The White House COVID-19 task force held a news briefing on Monday.
Watch the briefing in the player above.
The U.S. on Monday finally reached President Joe Biden’s goal of getting at least one COVID-19 shot into 70 percent of American adults — a month late and amid a fierce surge by the delta variant that is swamping hospitals and leading to new mask rules and mandatory vaccinations around the country.
Biden had set a vaccination goal of 70 percent by the Fourth of July. That figure was the low end of initial government estimates for what would be necessary to achieve herd immunity in the U.S. But that has been rendered insufficient by the highly contagious delta variant, which has enabled the virus to come storming back.
There was was no celebration at the White House on Monday, nor a setting of a new target, as the administration instead struggles to overcome skepticism and outright hostility to the vaccine, especially in the South and other rural and conservative areas.
Jeff Zients, the White House Coronavirus coordinator said there was “a strong sense of progress,” describing reaching the 70% goal a “significant milestones in our fight against the virus.”

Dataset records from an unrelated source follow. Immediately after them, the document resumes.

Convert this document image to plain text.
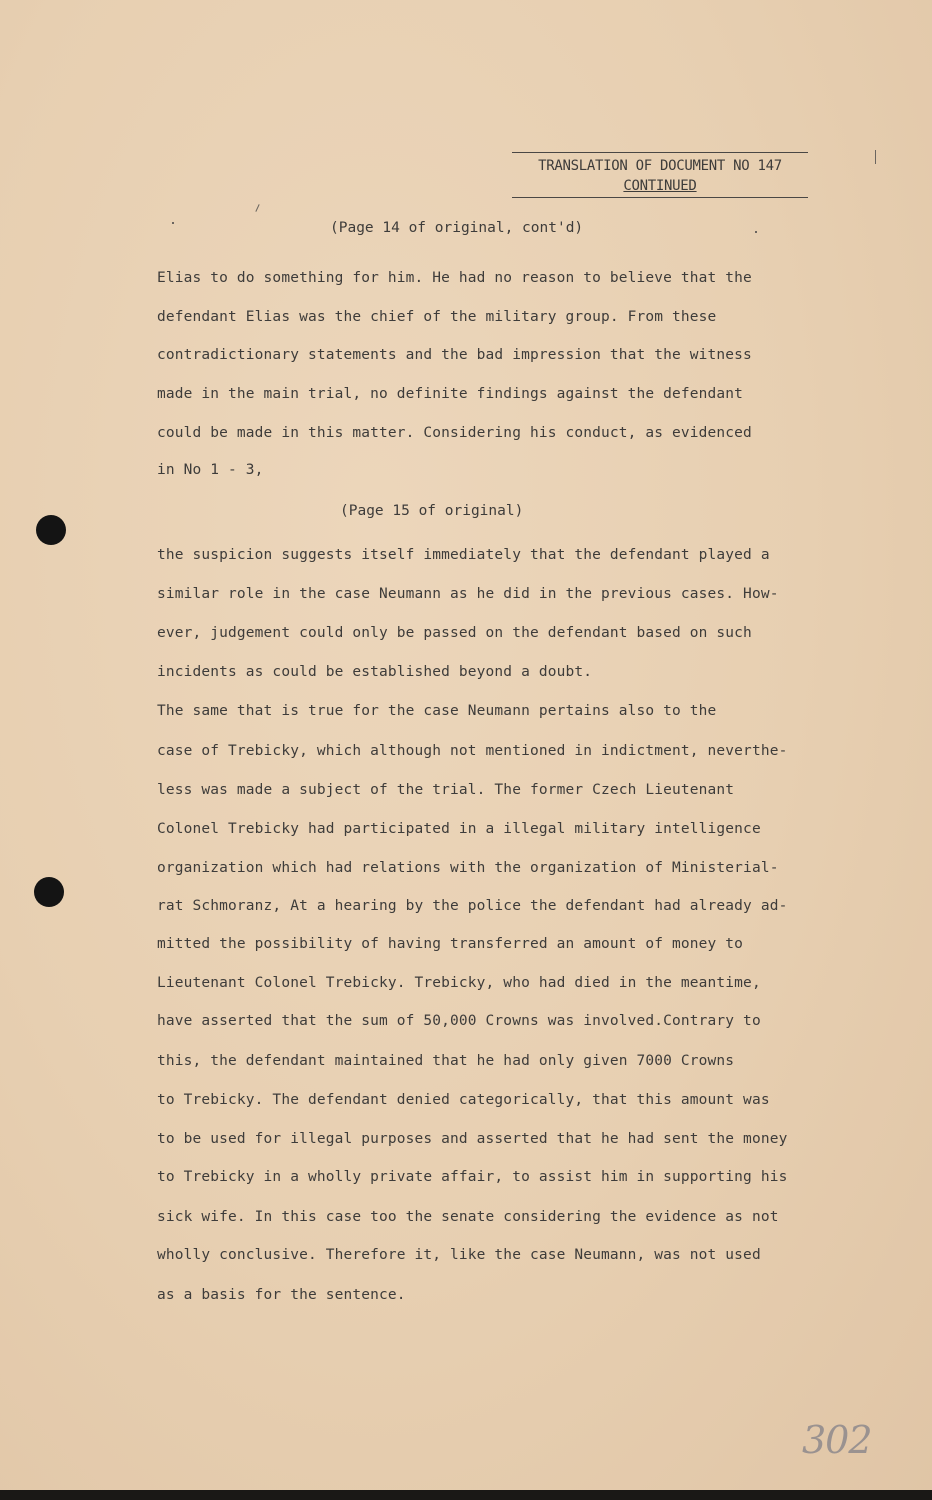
TRANSLATION OF DOCUMENT NO 147
CONTINUED
(Page 14 of original, cont'd)
Elias to do something for him. He had no reason to believe that the
defendant Elias was the chief of the military group. From these
contradictionary statements and the bad impression that the witness
made in the main trial, no definite findings against the defendant
could be made in this matter. Considering his conduct, as evidenced
in No 1 - 3,
(Page 15 of original)
the suspicion suggests itself immediately that the defendant played a
similar role in the case Neumann as he did in the previous cases. How-
ever, judgement could only be passed on the defendant based on such
incidents as could be established beyond a doubt.
The same that is true for the case Neumann pertains also to the
case of Trebicky, which although not mentioned in indictment, neverthe-
less was made a subject of the trial. The former Czech Lieutenant
Colonel Trebicky had participated in a illegal military intelligence
organization which had relations with the organization of Ministerial-
rat Schmoranz, At a hearing by the police the defendant had already ad-
mitted the possibility of having transferred an amount of money to
Lieutenant Colonel Trebicky. Trebicky, who had died in the meantime,
have asserted that the sum of 50,000 Crowns was involved.Contrary to
this, the defendant maintained that he had only given 7000 Crowns
to Trebicky. The defendant denied categorically, that this amount was
to be used for illegal purposes and asserted that he had sent the money
to Trebicky in a wholly private affair, to assist him in supporting his
sick wife. In this case too the senate considering the evidence as not
wholly conclusive. Therefore it, like the case Neumann, was not used
as a basis for the sentence.
302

The U.S. still has not hit the administration’s other goal of fully vaccinating 165 million American adults by July 4. It is about 8.5 million short.
Dr Anthony Fauci, President Joe Biden’s Chief Medical adviser, said breakthrough infections, when previously vaccinated people contract coronavirus, are rare with a percentage of 0.01 percent or less.

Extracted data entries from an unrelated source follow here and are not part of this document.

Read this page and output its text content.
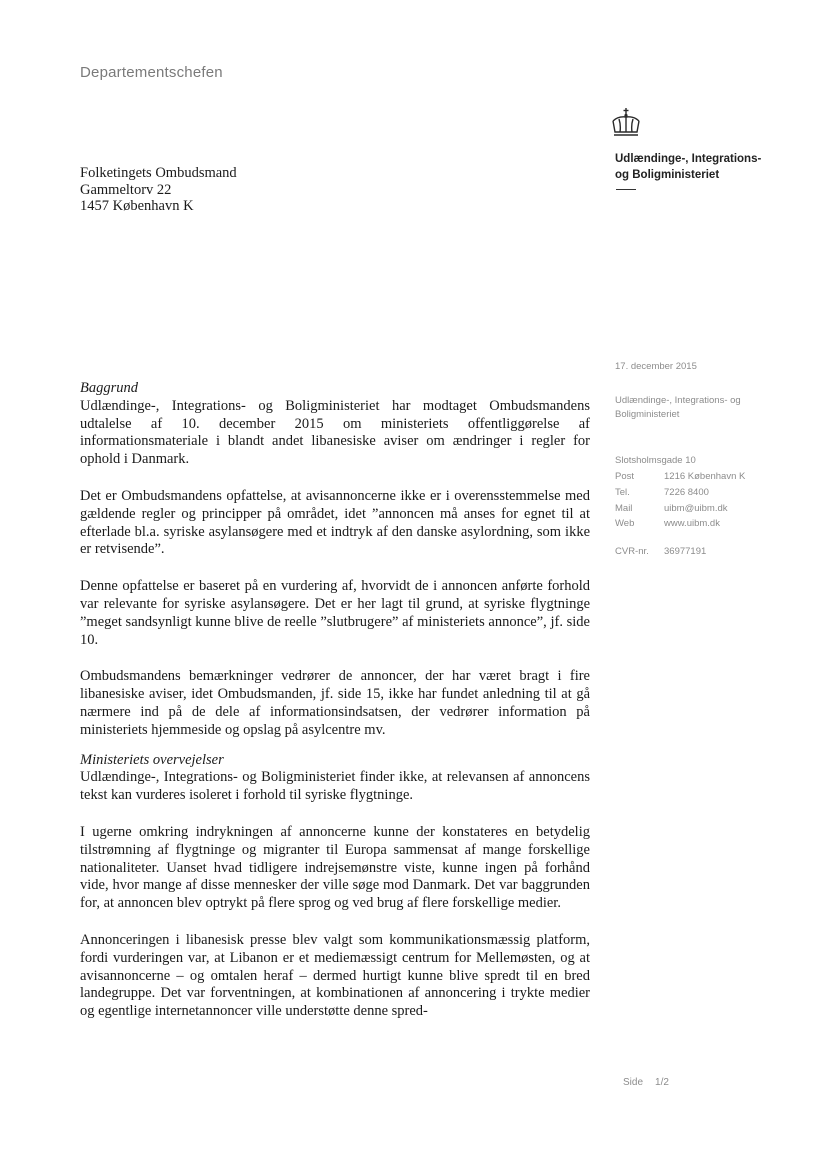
Departementschefen
Udlændinge-, Integrations-
og Boligministeriet
Folketingets Ombudsmand
Gammeltorv 22
1457 København K
17. december 2015
Udlændinge-, Integrations- og
Boligministeriet
Slotsholmsgade 10
Post	1216 København K
Tel.	7226 8400
Mail	uibm@uibm.dk
Web	www.uibm.dk
CVR-nr. 36977191

Baggrund

Udlændinge-, Integrations- og Boligministeriet har modtaget Ombudsmandens udtalelse af 10. december 2015 om ministeriets offentliggørelse af informationsmateriale i blandt andet libanesiske aviser om ændringer i regler for ophold i Danmark.

Det er Ombudsmandens opfattelse, at avisannoncerne ikke er i overensstemmelse med gældende regler og principper på området, idet ”annoncen må anses for egnet til at efterlade bl.a. syriske asylansøgere med et indtryk af den danske asylordning, som ikke er retvisende”.

Denne opfattelse er baseret på en vurdering af, hvorvidt de i annoncen anførte forhold var relevante for syriske asylansøgere. Det er her lagt til grund, at syriske flygtninge ”meget sandsynligt kunne blive de reelle ”slutbrugere” af ministeriets annonce”, jf. side 10.

Ombudsmandens bemærkninger vedrører de annoncer, der har været bragt i fire libanesiske aviser, idet Ombudsmanden, jf. side 15, ikke har fundet anledning til at gå nærmere ind på de dele af informationsindsatsen, der vedrører information på ministeriets hjemmeside og opslag på asylcentre mv.

Ministeriets overvejelser

Udlændinge-, Integrations- og Boligministeriet finder ikke, at relevansen af annoncens tekst kan vurderes isoleret i forhold til syriske flygtninge.

I ugerne omkring indrykningen af annoncerne kunne der konstateres en betydelig tilstrømning af flygtninge og migranter til Europa sammensat af mange forskellige nationaliteter. Uanset hvad tidligere indrejsemønstre viste, kunne ingen på forhånd vide, hvor mange af disse mennesker der ville søge mod Danmark. Det var baggrunden for, at annoncen blev optrykt på flere sprog og ved brug af flere forskellige medier.

Annonceringen i libanesisk presse blev valgt som kommunikationsmæssig platform, fordi vurderingen var, at Libanon er et mediemæssigt centrum for Mellemøsten, og at avisannoncerne – og omtalen heraf – dermed hurtigt kunne blive spredt til en bred landegruppe. Det var forventningen, at kombinationen af annoncering i trykte medier og egentlige internetannoncer ville understøtte denne spred-

Side 1/2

Fauci said there was “good protection” against reinfections until the virus evolved. “So, bottom line is, when you’re dealing with a variant, you don’t get the kind of protection that you would have hoped to have gotten from a previous infection,” he said, adding it was a still good idea to get vaccinated anyway.

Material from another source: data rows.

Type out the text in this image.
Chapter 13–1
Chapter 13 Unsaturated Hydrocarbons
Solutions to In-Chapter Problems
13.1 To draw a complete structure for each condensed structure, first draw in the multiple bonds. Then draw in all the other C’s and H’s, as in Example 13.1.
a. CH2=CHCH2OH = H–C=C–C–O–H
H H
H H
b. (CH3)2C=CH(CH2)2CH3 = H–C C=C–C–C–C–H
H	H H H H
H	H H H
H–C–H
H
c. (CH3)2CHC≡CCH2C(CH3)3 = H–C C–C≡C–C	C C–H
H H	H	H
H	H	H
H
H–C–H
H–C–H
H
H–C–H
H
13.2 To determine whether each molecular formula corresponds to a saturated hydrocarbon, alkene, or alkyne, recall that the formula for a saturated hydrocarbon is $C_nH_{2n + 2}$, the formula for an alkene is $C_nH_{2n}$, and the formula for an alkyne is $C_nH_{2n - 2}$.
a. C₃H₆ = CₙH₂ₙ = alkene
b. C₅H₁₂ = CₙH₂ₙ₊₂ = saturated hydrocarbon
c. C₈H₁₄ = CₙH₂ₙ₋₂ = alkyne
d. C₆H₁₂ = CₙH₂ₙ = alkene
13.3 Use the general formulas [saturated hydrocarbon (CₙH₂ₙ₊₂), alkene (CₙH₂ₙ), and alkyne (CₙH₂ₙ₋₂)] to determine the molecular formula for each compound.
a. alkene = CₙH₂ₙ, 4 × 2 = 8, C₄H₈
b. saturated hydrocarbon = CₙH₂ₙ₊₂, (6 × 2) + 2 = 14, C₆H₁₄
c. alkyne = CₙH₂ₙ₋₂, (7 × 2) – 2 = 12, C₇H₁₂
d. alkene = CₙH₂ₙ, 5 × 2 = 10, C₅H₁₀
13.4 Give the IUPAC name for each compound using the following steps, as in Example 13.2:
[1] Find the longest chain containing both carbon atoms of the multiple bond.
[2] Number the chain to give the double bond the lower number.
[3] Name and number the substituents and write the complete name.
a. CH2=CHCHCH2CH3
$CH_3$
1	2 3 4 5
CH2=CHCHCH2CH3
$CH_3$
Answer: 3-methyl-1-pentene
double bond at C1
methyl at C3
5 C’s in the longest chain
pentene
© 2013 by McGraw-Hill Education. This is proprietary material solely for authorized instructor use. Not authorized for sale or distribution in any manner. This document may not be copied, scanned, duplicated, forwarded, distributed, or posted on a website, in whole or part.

New cases per day in the U.S. have increased sixfold over the past month to an average of nearly 80,000, a level not seen since mid-February. And deaths per day have climbed over the past two weeks from an average of 259 to 360.
Those are still well below the 3,400 deaths and a quarter-million cases per day seen during the worst of the outbreak, in January. But some places around the country are watching caseloads reach their highest levels since the pandemic began. And nearly all deaths and serious illnesses now are in unvaccinated people.
The briefing comes just days after President Joe Biden issued new pandemic requirements aimed at boosting vaccination rates for millions of federal workers and contractors.
Dr. Anthony Fauci, the nation’s top infectious disease expert, has warned that more “pain and suffering” is on the horizon as COVID-19 cases climb again amid the troubling delta variant.